Saint Mercurius slaying Julian the Apostate is an icon found in the St. George's church in Struga. It is the third in a row on this topic in the Ohrid region, North Macedonia.

Faced with the upper part of the body, Saint Mercurius, with a cinnabar halo, triumphantly rides a white horse, who with a whirling mane lifts his hooves upon the emperor Julian "the Apostate". Hit by the spear, the fallen emperor can only be seen in the lower right corner. Mercurius is depicted in a leather armor with a metal gambeson; a cinnamon chlamys with pearl ornaments, tied by a large knot on the chest; a short green tunic; blue socks with black and red hinges and ocher shoes; a metal helmet with wide visor and long feather on top; a circular shield, profiled along the outer edge and a black vase motif on the white center field; a sword and a bow with an arrow in obscure fragments to the body. In the upper right corner, a Slavic inscription in three lines, written with cinnabar on the ocher background, describes the content: "Мерькоурï[е] /велïкï [по]корьï /..с…в.ïтек" ("Mercurius/great conqueror/..с…в.ïтек")

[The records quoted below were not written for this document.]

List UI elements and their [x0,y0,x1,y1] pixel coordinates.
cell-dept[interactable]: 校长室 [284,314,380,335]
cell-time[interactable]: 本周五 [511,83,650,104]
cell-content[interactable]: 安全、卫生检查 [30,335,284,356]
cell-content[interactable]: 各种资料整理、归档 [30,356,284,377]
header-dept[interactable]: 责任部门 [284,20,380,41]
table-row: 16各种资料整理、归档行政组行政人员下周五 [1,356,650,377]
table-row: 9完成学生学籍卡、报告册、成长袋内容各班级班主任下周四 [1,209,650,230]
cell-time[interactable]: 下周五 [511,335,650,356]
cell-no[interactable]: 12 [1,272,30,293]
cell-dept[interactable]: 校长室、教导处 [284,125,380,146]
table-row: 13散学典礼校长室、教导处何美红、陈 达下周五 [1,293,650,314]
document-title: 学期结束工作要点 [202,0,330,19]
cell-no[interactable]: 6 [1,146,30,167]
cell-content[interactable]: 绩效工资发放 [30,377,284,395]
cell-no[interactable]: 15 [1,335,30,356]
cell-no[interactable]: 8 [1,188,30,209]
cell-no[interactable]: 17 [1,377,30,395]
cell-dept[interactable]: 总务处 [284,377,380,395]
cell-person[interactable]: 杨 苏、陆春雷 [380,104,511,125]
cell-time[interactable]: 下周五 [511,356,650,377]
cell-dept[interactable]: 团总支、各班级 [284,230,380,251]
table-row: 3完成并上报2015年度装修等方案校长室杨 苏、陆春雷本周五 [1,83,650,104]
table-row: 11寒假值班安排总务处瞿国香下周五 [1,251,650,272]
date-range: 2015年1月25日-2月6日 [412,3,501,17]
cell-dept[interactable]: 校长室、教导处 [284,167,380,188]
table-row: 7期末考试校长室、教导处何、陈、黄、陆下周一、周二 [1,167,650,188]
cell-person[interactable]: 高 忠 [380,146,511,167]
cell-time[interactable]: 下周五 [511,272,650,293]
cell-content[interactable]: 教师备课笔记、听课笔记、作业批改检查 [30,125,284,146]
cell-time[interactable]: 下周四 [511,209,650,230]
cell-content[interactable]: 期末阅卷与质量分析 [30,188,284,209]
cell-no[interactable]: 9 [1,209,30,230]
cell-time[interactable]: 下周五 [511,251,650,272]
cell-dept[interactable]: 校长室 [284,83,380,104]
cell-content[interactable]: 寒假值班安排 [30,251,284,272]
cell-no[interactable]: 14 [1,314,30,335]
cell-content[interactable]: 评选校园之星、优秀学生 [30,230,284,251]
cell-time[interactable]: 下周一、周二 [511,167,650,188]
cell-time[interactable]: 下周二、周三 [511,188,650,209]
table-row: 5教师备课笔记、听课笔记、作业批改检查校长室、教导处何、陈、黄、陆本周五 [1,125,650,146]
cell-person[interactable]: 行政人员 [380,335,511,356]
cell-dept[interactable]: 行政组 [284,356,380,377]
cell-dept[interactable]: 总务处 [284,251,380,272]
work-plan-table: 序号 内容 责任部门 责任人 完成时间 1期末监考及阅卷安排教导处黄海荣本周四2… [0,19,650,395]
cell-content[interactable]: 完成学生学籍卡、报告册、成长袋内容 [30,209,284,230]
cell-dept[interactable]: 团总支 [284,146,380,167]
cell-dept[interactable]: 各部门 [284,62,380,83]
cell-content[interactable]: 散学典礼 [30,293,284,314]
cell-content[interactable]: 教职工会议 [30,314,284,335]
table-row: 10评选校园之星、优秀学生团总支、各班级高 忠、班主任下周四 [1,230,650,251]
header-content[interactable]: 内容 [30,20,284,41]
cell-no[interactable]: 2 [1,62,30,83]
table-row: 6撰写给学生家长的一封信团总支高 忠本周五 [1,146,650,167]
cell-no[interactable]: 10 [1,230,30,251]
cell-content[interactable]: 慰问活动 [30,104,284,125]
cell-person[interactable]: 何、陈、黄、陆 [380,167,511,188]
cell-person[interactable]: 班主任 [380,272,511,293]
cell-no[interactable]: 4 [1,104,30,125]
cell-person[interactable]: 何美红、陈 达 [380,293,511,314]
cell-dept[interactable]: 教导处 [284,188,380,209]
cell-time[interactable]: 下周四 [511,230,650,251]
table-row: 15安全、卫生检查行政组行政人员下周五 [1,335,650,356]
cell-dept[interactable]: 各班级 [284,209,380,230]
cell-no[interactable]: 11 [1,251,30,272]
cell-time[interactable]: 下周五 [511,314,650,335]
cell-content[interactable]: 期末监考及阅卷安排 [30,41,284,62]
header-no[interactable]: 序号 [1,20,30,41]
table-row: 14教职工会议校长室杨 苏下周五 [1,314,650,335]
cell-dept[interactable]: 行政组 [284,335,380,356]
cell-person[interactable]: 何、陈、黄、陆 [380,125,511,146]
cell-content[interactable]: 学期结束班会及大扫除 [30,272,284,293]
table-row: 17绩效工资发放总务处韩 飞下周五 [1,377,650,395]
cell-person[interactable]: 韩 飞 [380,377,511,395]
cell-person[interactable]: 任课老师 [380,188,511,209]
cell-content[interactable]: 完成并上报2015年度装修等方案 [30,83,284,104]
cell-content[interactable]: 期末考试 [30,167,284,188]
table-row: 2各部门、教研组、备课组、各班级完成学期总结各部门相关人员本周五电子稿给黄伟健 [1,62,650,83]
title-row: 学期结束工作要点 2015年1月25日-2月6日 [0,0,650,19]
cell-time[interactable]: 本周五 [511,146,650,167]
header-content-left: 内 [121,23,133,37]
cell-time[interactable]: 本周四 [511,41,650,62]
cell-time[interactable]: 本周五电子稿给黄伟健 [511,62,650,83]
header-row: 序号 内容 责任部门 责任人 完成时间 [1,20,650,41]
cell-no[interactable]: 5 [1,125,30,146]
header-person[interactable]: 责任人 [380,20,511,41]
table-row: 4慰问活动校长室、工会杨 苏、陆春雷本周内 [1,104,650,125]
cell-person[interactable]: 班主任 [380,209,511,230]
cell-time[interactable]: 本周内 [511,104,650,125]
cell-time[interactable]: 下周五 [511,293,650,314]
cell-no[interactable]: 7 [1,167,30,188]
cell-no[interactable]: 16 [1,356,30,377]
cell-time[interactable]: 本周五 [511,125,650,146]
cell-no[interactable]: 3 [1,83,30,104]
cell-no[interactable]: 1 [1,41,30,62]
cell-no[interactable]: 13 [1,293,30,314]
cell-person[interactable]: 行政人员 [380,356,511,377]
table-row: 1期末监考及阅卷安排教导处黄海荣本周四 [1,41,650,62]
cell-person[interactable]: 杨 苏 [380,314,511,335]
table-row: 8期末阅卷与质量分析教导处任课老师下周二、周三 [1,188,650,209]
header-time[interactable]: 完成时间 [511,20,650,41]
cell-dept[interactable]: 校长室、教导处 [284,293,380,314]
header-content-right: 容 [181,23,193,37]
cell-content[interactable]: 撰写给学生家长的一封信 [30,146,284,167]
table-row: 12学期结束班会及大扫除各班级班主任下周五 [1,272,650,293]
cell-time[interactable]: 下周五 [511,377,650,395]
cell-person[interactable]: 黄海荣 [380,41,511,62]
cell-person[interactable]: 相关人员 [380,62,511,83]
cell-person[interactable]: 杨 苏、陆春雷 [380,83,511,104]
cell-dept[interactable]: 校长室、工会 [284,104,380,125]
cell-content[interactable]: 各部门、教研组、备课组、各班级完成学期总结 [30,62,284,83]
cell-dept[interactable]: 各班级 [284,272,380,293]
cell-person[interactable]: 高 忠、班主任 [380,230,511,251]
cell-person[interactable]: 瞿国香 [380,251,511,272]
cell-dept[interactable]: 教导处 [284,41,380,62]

In addition to the sense of composition and proportions, the iconographer's painting process is characterized by a deep dark, often black line. The image is painted on a light ocher with olive shades, cinnamon accentuated on the cheeks, nose and mouth, as well as a white weight on the face and neck. The physiognomic features of the saint with a full cheek face, curly hair up to the ears, short dark beard and mustache, as well as the modeling of his helmet, direct the closest analogies to the Church of the Assumption of the Most Holy Mother of God in Velestovo, near Ohrid, more precisely towards the image of St. Mercurius painted in 1444. However, the duct of the letters from the Struga icon has greater similarities with the Velest inscription from 1450/51, or with those of the younger frescoes in the church of St. Constantine and Helena, so there is reason to believe that the anonymous author of the icon was associated with Ohrid around the middle of the 15th century.